DOCA is a software development kit for Nvidia BlueField DPUs (pictured). For those not familiar with BlueField, it provides data center infrastructure-on-a-chip, optimized for high-performance enterprise and cloud computing. Because DOCA is tied to BlueField, there’s a misconception that it’s closed and proprietary.
The reality is that DOCA is built using an open-source foundation, which allows for flexibility and portability. Nvidia has always made much of its software open, and its strategy with DOCA is consistent with that. The company is a believer (as am I) that openness drives usage, which in turn creates opportunity. Nvidia’s commitment to being open is one of the reasons it has run away from the field in the area of accelerated computing.
There are three key aspects of DOCA that make it open:
- Specific open-source networking drivers, which developers can use in their software stack.
- DOCA FLOW, an API that provides a set of accelerated libraries for specific environments. DOCA FLOW runs on top of the Data Plane Development Kit, an open-source software managed by the Linux Foundation, and makes it easy to develop hardware-accelerated networking apps.
- Containerized services, which are binaries that anyone can develop on top of. A nondeveloper can use a container, drop it into the app and run it. The use of containers makes DOCA-based applications portable between different environments.
The accelerated libraries improve performance when using BlueField DPUs. Whenever a new BlueField DPU is introduced, typically every 18 months, the DOCA libraries are forward- and backward-compatible. So software developers don’t have to rewrite their stacks every time a new BlueField DPU comes out. Although developers can’t use DOCA to program another DPU, they can take their code, with minor rewrites, and apply it elsewhere using DOCA’s open foundation.
There is already some standardization at the driver level, but Nvidia has observed a trend where those who initially integrated with BlueField using drivers are migrating to DOCA for better performance. Most BlueField developers have programmed at the driver level in the past because the DOCA SDK has been available for only a short time. The first version shipped early last year. Now that DOCA is on version 1.3, developers can gradually transition to DOCA to enable better performance and faster application development.

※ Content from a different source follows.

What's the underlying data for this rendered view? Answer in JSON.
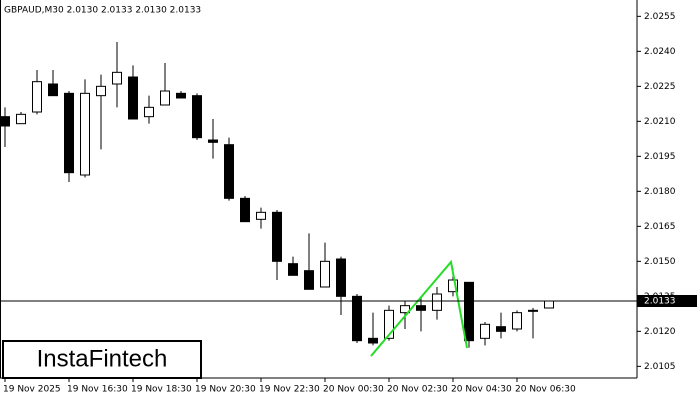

Standardization is also taking place around tools for programming smart network interface cards or smartNICs, which are programmable hardware that offload processing tasks typically handled by a central processing unit. Nvidia’s most advanced smartNICs are powered by BlueField DPUs. Organizations are starting to think more about the APIs and what the management framework will look like for smartNICs going forward.
SmartNICs aren’t new, but the programmability of DPUs and the APIs – like DOCA – make them much more flexible than older generations. These standardized, cross-vendor APIs are not yet ready, but Nvidia is participating in those efforts.
The containerized services within DOCA offer a different type of openness to application development for DPUs. Although the services are not open source, they are very portable and easy to implement, so developers can quickly port applications written for other DPUs to run on Bluefield, or take BlueField-based applications written for one environment and port them to other environments. This simplified portability provides much of the benefits of an open API.
Over time, Nvidia hopes customers will be using DOCA libraries to get the enhanced performance that differentiates Nvidia from other hardware providers. Customers that want to get the best of BlueField can use the DOCA libraries or services. Those who want flexibility and portability can use the open drivers.
Besides leveraging an open platform, Nvidia is contributing to different open-source frameworks and consortiums such as the Open Programmable Infrastructure. Nvidia is also a major and frequent contributor of new open-source code to the Linux kernel in the areas of networking, artificial intelligence and compute acceleration.